Birkaç örnek verirsek;
“Her içtimai inanma sisteminin bir kitabı vardır. Bu kitap, ona inananlarca kutsal tanınır. Kemalizm’in kitabı Nutuk’tur; onu biz Türkler mukaddes tanırız. Yirmi dokuz Teşrinievvele doğru yürüyen bu günlerde, bizim kutsal kitabımız olan Nutuk’u kim bilir kaçıncı defa elime alıp bütün ruhumla onu okurken dimağıma gelen düşünceleri yalnız kendime saklamamak, onları size de söylemek istedim. Unutulmamalıdır ki, her Türk için bitmez tükenmez bir kudret kaynağı olan bu kitabın özünde, bugünkü milli varlığımızın kökü yaşamaktadır… Nutuk bizim kitabımızdır; onun büyük sahibine inananların kitabıdır…” (Hasan Ali Yücel, Pazartesi Konuşmaları, 1936)
Yukarıdaki satırlarda görüldüğü gibi Yücel yeni bir din tarif etmekte ve bu dinin ilahını ve kitabını muhataplarına bildirmektedir.
Üstelik bu bir anlık bir cezbe hali de değildir. Başkaca, başka vesilelerle, başka yerlerde söylenmiş yüzlerce örnek bulmak mümkündür.
Bu yazı çerçevesini daha fazla zorlamamak için bir de Mustafa Kemal’in ölümü üzerine Hasan Ali Yücel’in 18 Kasım 1938’de yayınladığı ‘Güneş Battı’ başlıklı yazısında ne söylediğine bakalım;
“Ondan geldik, ona gitmekteyiz. Şu an varlığının bütün fanilikleri yok oldu. Onda tam bir ebedilik yaşamaya başlamıştır. O bizim için bir yarı ilahtır. Onun için doğmuşuz, onun için öleceğiz…”
2
Bunları niye yazma gereği hissettim diye sorulursa şayet, cevabımız; adalet yerini bulsun… diyedir.

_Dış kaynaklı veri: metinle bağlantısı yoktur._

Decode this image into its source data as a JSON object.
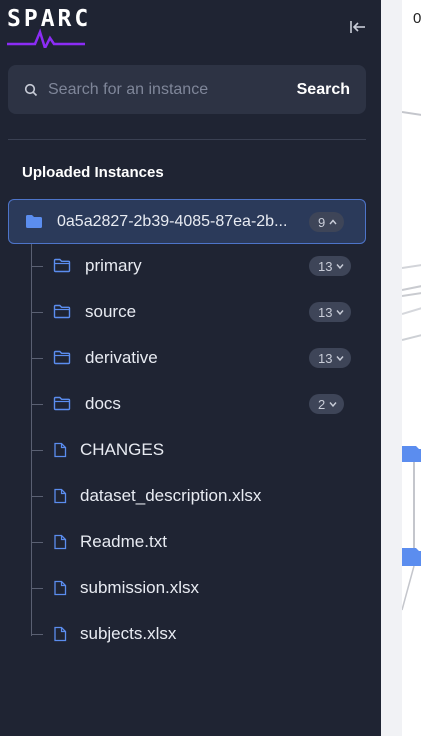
{
  "logo": {
    "text": "SPARC"
  },
  "search": {
    "placeholder": "Search for an instance",
    "button_label": "Search"
  },
  "section": {
    "title": "Uploaded Instances"
  },
  "root": {
    "label": "0a5a2827-2b39-4085-87ea-2b...",
    "count": "9"
  },
  "folders": [
    {
      "label": "primary",
      "count": "13"
    },
    {
      "label": "source",
      "count": "13"
    },
    {
      "label": "derivative",
      "count": "13"
    },
    {
      "label": "docs",
      "count": "2"
    }
  ],
  "files": [
    {
      "label": "CHANGES"
    },
    {
      "label": "dataset_description.xlsx"
    },
    {
      "label": "Readme.txt"
    },
    {
      "label": "submission.xlsx"
    },
    {
      "label": "subjects.xlsx"
    }
  ],
  "canvas": {
    "corner_text": "0"
  },
  "colors": {
    "accent": "#5b8def",
    "sidebar_bg": "#1f2433",
    "logo_wave": "#8b2cf5"
  }
}
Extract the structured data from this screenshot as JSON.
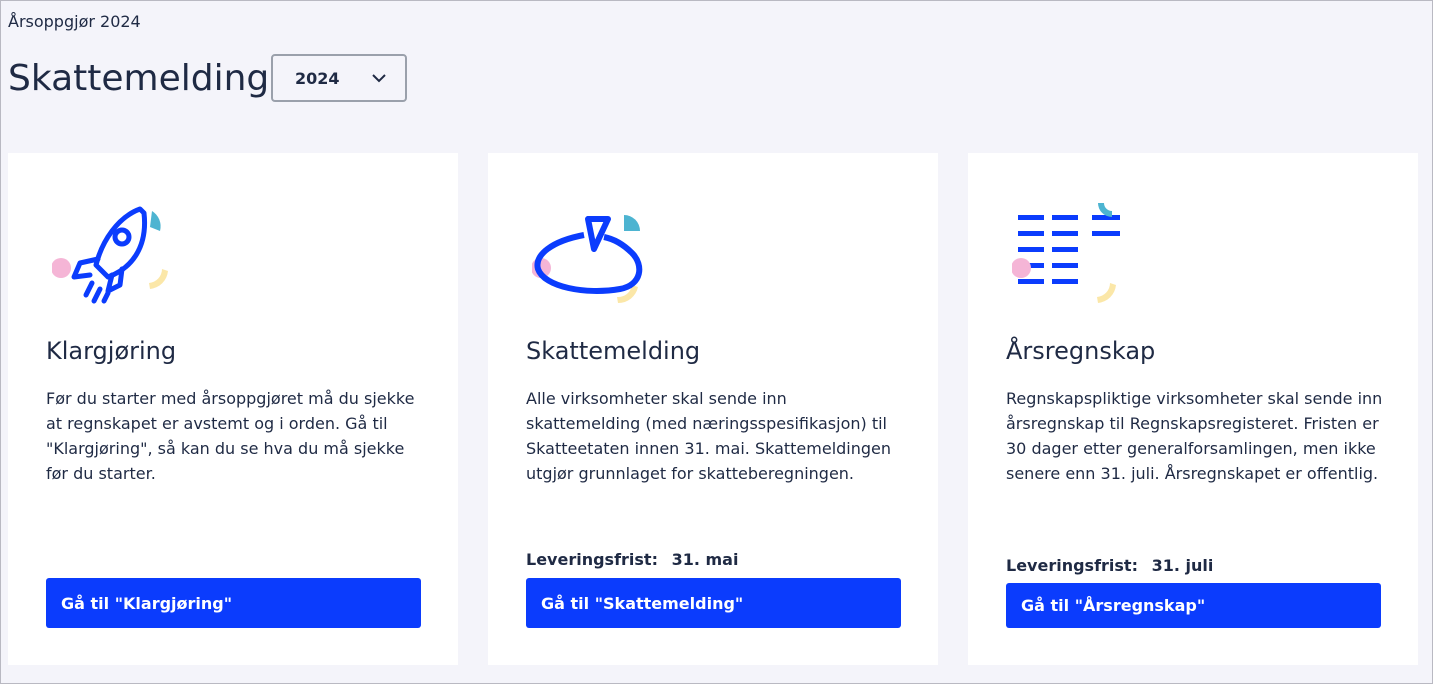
{
  "breadcrumb": "Årsoppgjør 2024",
  "page_title": "Skattemelding",
  "year_select": {
    "value": "2024"
  },
  "colors": {
    "accent": "#0b3cfd",
    "pink": "#f5b5d6",
    "teal": "#4db4d1",
    "yellow": "#fbe7a8"
  },
  "cards": [
    {
      "icon": "rocket-icon",
      "title": "Klargjøring",
      "description": "Før du starter med årsoppgjøret må du sjekke at regnskapet er avstemt og i orden. Gå til \"Klargjøring\", så kan du se hva du må sjekke før du starter.",
      "button_label": "Gå til \"Klargjøring\""
    },
    {
      "icon": "pie-chart-icon",
      "title": "Skattemelding",
      "description": "Alle virksomheter skal sende inn skattemelding (med næringsspesifikasjon) til Skatteetaten innen 31. mai. Skattemeldingen utgjør grunnlaget for skatteberegningen.",
      "deadline_label": "Leveringsfrist:",
      "deadline_value": "31. mai",
      "button_label": "Gå til \"Skattemelding\""
    },
    {
      "icon": "ledger-lines-icon",
      "title": "Årsregnskap",
      "description": "Regnskapspliktige virksomheter skal sende inn årsregnskap til Regnskapsregisteret. Fristen er 30 dager etter generalforsamlingen, men ikke senere enn 31. juli. Årsregnskapet er offentlig.",
      "deadline_label": "Leveringsfrist:",
      "deadline_value": "31. juli",
      "button_label": "Gå til \"Årsregnskap\""
    }
  ]
}
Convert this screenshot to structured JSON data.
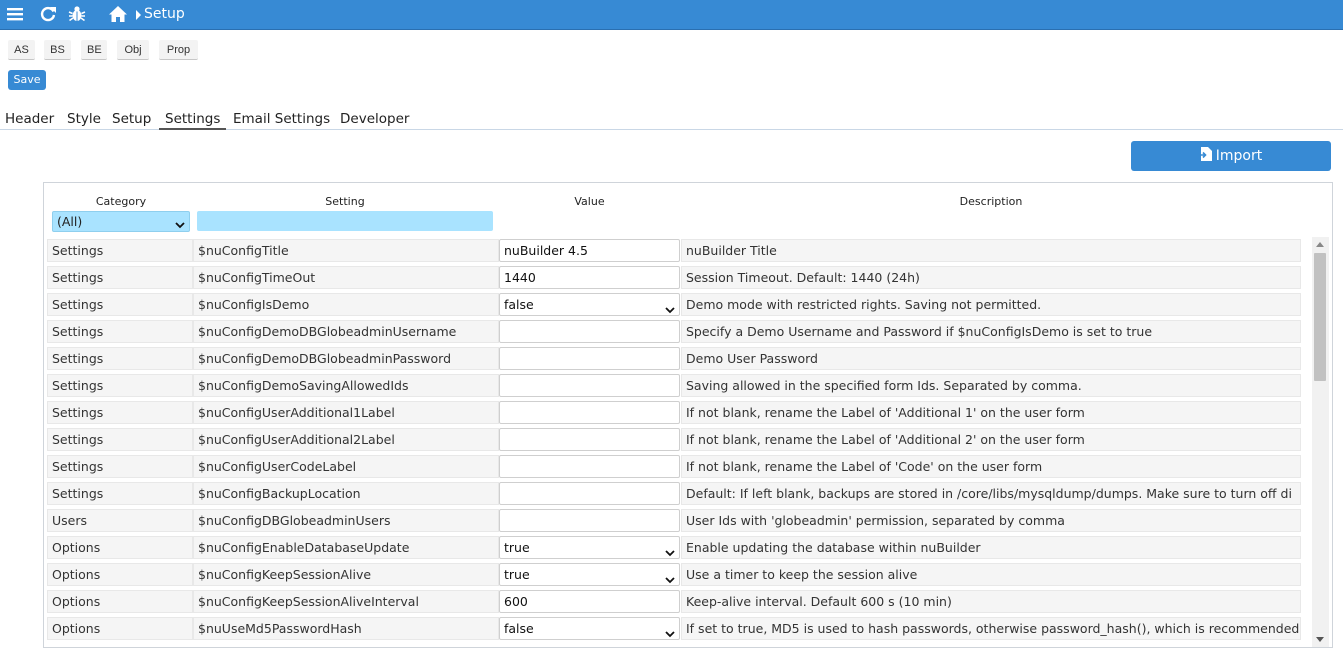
{
  "topbar": {
    "breadcrumb": "Setup",
    "icons": [
      "menu-icon",
      "refresh-icon",
      "bug-icon",
      "home-icon"
    ]
  },
  "toolbar": {
    "buttons": [
      "AS",
      "BS",
      "BE",
      "Obj",
      "Prop"
    ],
    "save_label": "Save"
  },
  "tabs": [
    "Header",
    "Style",
    "Setup",
    "Settings",
    "Email Settings",
    "Developer"
  ],
  "active_tab": "Settings",
  "import_label": "Import",
  "table": {
    "headers": {
      "category": "Category",
      "setting": "Setting",
      "value": "Value",
      "description": "Description"
    },
    "category_filter": "(All)",
    "setting_filter": "",
    "rows": [
      {
        "category": "Settings",
        "setting": "$nuConfigTitle",
        "value": "nuBuilder 4.5",
        "type": "text",
        "description": "nuBuilder Title"
      },
      {
        "category": "Settings",
        "setting": "$nuConfigTimeOut",
        "value": "1440",
        "type": "text",
        "description": "Session Timeout. Default: 1440 (24h)"
      },
      {
        "category": "Settings",
        "setting": "$nuConfigIsDemo",
        "value": "false",
        "type": "select",
        "description": "Demo mode with restricted rights. Saving not permitted."
      },
      {
        "category": "Settings",
        "setting": "$nuConfigDemoDBGlobeadminUsername",
        "value": "",
        "type": "text",
        "description": "Specify a Demo Username and Password if $nuConfigIsDemo is set to true"
      },
      {
        "category": "Settings",
        "setting": "$nuConfigDemoDBGlobeadminPassword",
        "value": "",
        "type": "text",
        "description": "Demo User Password"
      },
      {
        "category": "Settings",
        "setting": "$nuConfigDemoSavingAllowedIds",
        "value": "",
        "type": "text",
        "description": "Saving allowed in the specified form Ids. Separated by comma."
      },
      {
        "category": "Settings",
        "setting": "$nuConfigUserAdditional1Label",
        "value": "",
        "type": "text",
        "description": "If not blank, rename the Label of 'Additional 1' on the user form"
      },
      {
        "category": "Settings",
        "setting": "$nuConfigUserAdditional2Label",
        "value": "",
        "type": "text",
        "description": "If not blank, rename the Label of 'Additional 2' on the user form"
      },
      {
        "category": "Settings",
        "setting": "$nuConfigUserCodeLabel",
        "value": "",
        "type": "text",
        "description": "If not blank, rename the Label of 'Code' on the user form"
      },
      {
        "category": "Settings",
        "setting": "$nuConfigBackupLocation",
        "value": "",
        "type": "text",
        "description": "Default: If left blank, backups are stored in /core/libs/mysqldump/dumps. Make sure to turn off di"
      },
      {
        "category": "Users",
        "setting": "$nuConfigDBGlobeadminUsers",
        "value": "",
        "type": "text",
        "description": "User Ids with 'globeadmin' permission, separated by comma"
      },
      {
        "category": "Options",
        "setting": "$nuConfigEnableDatabaseUpdate",
        "value": "true",
        "type": "select",
        "description": "Enable updating the database within nuBuilder"
      },
      {
        "category": "Options",
        "setting": "$nuConfigKeepSessionAlive",
        "value": "true",
        "type": "select",
        "description": "Use a timer to keep the session alive"
      },
      {
        "category": "Options",
        "setting": "$nuConfigKeepSessionAliveInterval",
        "value": "600",
        "type": "text",
        "description": "Keep-alive interval. Default 600 s (10 min)"
      },
      {
        "category": "Options",
        "setting": "$nuUseMd5PasswordHash",
        "value": "false",
        "type": "select",
        "description": "If set to true, MD5 is used to hash passwords, otherwise password_hash(), which is recommended."
      }
    ]
  }
}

Zira adaletin bir tanımı da; herkese layık olduğunu vermek, herkesi layık olduğu yere koymaktır.
Ne yazık ki bugün de birçok kişiye hak etmediği rütbeler, mevkiler, sıfatlar, imkanlar verilmekte, yani adaletsizlikler yapılmaktadır.
Yapılan her adaletsiz işlem ise toplumu ifsad etmektedir.
Bu vesileyle bu hakikati bir kez daha hatırlatmak istedik.
3
Ayrıca, denilebilir ki; benzer birçokları gibi Hasan Ali Yücel’de o söylediklerini zor karşısında mecburen ya da milletvekilliği devam etsin diye söylemiştir, yani takiyye yapmıştır.
O zaman da biz, böyle kişilerin Müslümanlığından önce insanlığını tartışırız, öyle değil mi?